Судьбы великих - страница 23

стр.

«Ландыши, ландыши —

Светлого мая привет,

Ландыши, ландыши —

Белый букет».

Песня слегка надоела космонавтам, и они «дополнили» текст своими строчками, которые вряд ли прозвучали бы со сцены:

«Ты, дружище, не спеши… Заберемся в камыши…

Там напьемся от души…

На фига нам эти ландыши?! — Прим. ред.).

Гагарин смеется.

Гагарин: Понял, понял. В камышах?

Королев: Споем сегодня вечером».

После старта — не нажить бы инфаркта…

Главный конструктор внимательно слушал доклад оператора по телеметрии во время выведения «Востока» на орбиту. По программе цифра не должна была меняться, что свидетельствовало бы о нормальном полете ракеты-носителя.

— Пять… пять… пять… — монотонно бубнил мужчина, просматривая показания приборов со все увеличивающегося расстояния.

И вдруг…

— Три!!! Три… Три…

— Что — авария?! — закричал Королев. — Ну, что же ты молчишь?!

— Не знаю… — испуганно ответил оператор.

Одновременно исчезла связь с Гагариным… Неужели — катастрофа?!

— Н-ну! — вытянул губы трубочкой Главный. — Ну! Ну!

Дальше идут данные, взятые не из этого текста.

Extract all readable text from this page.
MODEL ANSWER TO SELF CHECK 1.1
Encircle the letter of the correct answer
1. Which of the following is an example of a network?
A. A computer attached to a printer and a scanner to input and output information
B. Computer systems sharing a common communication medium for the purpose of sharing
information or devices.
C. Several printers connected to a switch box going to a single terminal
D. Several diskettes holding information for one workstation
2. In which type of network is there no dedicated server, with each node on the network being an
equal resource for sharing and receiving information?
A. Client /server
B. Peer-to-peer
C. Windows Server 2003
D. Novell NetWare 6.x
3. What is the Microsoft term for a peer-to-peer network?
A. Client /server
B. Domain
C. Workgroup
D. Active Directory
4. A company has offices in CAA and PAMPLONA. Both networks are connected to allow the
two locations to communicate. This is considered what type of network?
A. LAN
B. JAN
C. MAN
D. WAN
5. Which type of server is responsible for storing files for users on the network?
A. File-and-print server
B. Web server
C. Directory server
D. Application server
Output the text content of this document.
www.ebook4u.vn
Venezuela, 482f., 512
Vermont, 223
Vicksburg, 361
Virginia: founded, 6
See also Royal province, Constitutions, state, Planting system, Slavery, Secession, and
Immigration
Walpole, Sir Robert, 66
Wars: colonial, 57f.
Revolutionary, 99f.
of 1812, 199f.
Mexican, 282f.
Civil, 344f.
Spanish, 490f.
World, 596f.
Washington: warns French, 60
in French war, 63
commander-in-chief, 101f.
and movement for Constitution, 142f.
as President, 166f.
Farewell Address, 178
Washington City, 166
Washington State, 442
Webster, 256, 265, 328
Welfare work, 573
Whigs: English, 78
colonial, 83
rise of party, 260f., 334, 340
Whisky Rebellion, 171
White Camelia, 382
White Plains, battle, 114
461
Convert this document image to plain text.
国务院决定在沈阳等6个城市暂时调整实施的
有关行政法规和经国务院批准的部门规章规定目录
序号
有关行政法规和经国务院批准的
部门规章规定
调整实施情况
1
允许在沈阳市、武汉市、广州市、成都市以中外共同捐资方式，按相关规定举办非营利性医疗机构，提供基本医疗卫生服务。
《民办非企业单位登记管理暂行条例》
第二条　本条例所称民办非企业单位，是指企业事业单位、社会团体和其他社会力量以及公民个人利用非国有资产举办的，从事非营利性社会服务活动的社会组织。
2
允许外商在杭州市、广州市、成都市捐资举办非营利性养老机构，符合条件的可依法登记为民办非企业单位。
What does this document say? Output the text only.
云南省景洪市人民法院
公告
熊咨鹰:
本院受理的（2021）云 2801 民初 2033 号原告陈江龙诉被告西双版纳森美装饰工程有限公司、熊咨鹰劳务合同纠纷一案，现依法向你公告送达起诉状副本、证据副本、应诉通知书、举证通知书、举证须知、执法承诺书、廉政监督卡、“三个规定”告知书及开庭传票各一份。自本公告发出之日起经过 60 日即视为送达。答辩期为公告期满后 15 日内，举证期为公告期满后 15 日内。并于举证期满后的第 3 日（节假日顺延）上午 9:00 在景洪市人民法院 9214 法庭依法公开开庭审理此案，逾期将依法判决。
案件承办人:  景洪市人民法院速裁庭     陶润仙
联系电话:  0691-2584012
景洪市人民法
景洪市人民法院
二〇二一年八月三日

— Пять!!! — радостно-удивленно воскликнул оператор. — Наверное, просто сбой в телеметрии был.

— Сбой?! — прошептал Сергей Павлович, нащупывая в кармане лекарство. — Такое жизнь намного укорачивает.

Опасное приземление

Путь домой — самый трудный участок полета, тем более — первого. Если бы что-то произошло на старте, у Гагарина оставался бы приличный шанс уцелеть при катапультировании. При аварии на орбите — Юрий остался бы в космосе на месяц и погиб бы через 10 суток — не от голода и жажды, а от удушья.

Было заготовлено три варианта сообщения ТАСС. Первое — торжественное, на случай успеха. Второе — если корабль, не достигнув

орбиты, упадет где-то в океане или тайге. При этом СССР обращался к правительствам стран с просьбой о помощи в поиске космонавта. А третье — о гибели первого космонавта в результате катастрофы. Второе и третье сообщения, слава богу, не пригодились.

…Пользуясь Солнцем как ориентиром, «Восток» переходит на спуск. Корабль вращается вокруг оси.

Из отчета космонавта:

«Я почувствовал, как заработал тормозной двигатель, включение произошло резко. Скорость вращения была градусов около 30 в секунду. Все кружилось колесом — голова, ноги. То вижу Африку, то горизонт, то небо. Я решил, что тут не все в порядке. Прикинул, что все-таки еще тысяч шесть километров до СССР, да Советский Союз тысяч восемь, до Дальнего Востока где-нибудь сяду. Шум не стоит поднимать…»

Спускаемый аппарат доставил Юрия Алексеевича в атмосферу, далее — катапультирование:

«На высоте 7000 метров — хлопок, и ушла крышка люка. Я сижу и думаю, не я ли катапультировался? Вылетел с креслом. Ввелся в действие стабилизирующий парашют, потом основной. Я сразу увидел: река большая — значит, Волга. Кресло от меня вниз ушло. Думаю, в Саратове приземлюсь…»

И — новая опасность. Не открылся клапан, что подавал воздух для дыхания.

«Приземление очень мягкое было… Уже на земле шлем открыл, с закрытой шторкой приземлялся. Трудно было с открытием клапана дыхания в воздухе, получилась такая вещь, что этот клапан, когда надевали скафандр, попал под демаскирующую оболочку, и так все притянуло, минут шесть я все старался его достать. Но потом с помощью зеркала вытащил этот тросик и открыл его нормально…»

Мужество и самообладание — прежде всего!

Я — свой!

Гагарин приземлился в поле возле деревни Смеловка на виду у удивленных колхозницы Анны Тахтаровой и ее внучки Риты. Женщины пошли было к нему (не нужна ли помощь?), но остановились. Яркий оранжевый скафандр и большой шлем напугали.

«Тут я начал махать, кричать:

— Свой я, советский, не бойтесь, идите сюда!

Неудобно идти в скафандре, но все-таки пошел. Сказал, что прилетел из космоса…»

Он уходил в космос старшим лейтенантом, а вернулся — майором. Так что Гагарин никогда не был капитаном.

…Все остальное случилось уже потом — и полет на комфортабельном лайнере до Москвы, и красная ковровая дорожка во Внуково. И ликующие толпы на улицах с плакатами «Космос — наш!», «Чур, я — второй!». А Гагарин улыбался с трибуны, немного усталый, как человек, выполнивший трудную, опасную, но необходимую работу.